Secret of the Slaves (08) by Alex Archer

Secret of the Slaves (08) by Alex Archer

Author:Alex Archer [Archer, Alex]
Language: eng
Format: epub
Published: 2011-01-12T07:00:00+00:00


It wasn't that easy. She suspected the windscreen hadn't been all that clean to begin with. And after fifty or a hundred miles of Amazon Basin bugs – serious buggage – it was like trying to peer through green jam smeared on the walls of a jar. Between that and the glare of the setting sun, a little off their bow, she wondered how the pilots saw to navigate.

After a moment she made something out – a wide yellow gouge, not just from the jungle's green hide, but from one side of the river itself. For a moment Annja wondered if some giant meteor had struck recently, blasting a crater a mile or more in extent. But no, that was ridiculous; it would have knocked down trees for many more miles all around – not to mention been all over the news for weeks.

Away off on the far end of the gouge she made out big yellow machines gouging at the earth like vast metal insects. Closer by were oblongs that looked like cargo containers, ranked and stacked in thousands. Here and there were clumped wooden buildings and even corrugated Quonset‐style structures inside fences. A high fence seemed to run around the entire perimeter of the gaping yellow wound, as if somehow to contain its infection.

The stink of the place rose up like an invisible wall to smack them.
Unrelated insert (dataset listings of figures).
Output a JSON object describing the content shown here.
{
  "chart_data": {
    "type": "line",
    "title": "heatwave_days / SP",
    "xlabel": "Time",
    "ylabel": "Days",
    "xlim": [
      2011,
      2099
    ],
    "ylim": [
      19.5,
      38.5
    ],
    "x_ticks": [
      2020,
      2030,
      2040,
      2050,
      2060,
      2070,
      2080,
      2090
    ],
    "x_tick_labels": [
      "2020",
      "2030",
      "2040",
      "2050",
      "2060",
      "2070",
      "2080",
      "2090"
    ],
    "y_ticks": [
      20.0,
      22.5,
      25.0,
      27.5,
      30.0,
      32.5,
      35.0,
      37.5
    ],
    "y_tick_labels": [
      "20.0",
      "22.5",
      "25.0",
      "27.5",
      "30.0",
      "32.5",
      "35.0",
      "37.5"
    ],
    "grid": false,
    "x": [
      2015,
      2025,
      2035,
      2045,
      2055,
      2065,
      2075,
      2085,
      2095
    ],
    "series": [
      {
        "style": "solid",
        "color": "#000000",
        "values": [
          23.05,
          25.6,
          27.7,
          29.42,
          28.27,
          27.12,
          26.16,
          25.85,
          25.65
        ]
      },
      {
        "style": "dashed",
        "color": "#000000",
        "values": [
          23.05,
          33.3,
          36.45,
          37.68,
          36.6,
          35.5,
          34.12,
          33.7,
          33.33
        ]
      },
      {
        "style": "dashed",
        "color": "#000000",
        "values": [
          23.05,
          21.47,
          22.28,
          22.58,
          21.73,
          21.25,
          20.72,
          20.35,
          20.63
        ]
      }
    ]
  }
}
The jungle always stank of tepid water and tannin and green growth and whatever had walked or crawled upon the earth, flown above it, clambered through the trees or delved below and died down there and began rotting away.

But this was different – stronger, harsher and far more revolting. It was the reek of raw human sewage by the liquid ton. It was mixed with a choking smell of burning diesel fuel. Annja realized it didn't just come from the earth‐scraping machines ceaselessly at work on the camp's far side.

Dozens of pillars of black smoke winding into the sky from seemingly random locations suddenly brought to mind the none‐too‐fond reminiscences of Vietnam vets she had known, of the most odious and onerous duty of the whole misbegotten war – shit‐burning detail.

The smell of filth, burned and raw, was not the most horrific thing to assail her senses. Far from it. She thought she might have to shave off her long hair and burn her clothes and shower for an hour to rid herself of the stench.

But she might never rid herself of the nightmares brought on by what she saw.

First was the cage. A huge open box out in the sluggish river, south of the discoloration. Annja's mind at first made no sense of it. Or refused to, until she could no longer deny to herself that it was filled with a score or more people, emaciated men and women dressed in rags the color of the river mud, bent over doing something in the knee‐deep water.

"What is going on here?" she asked the M‐16 guard. He did not speak or meet her eyes.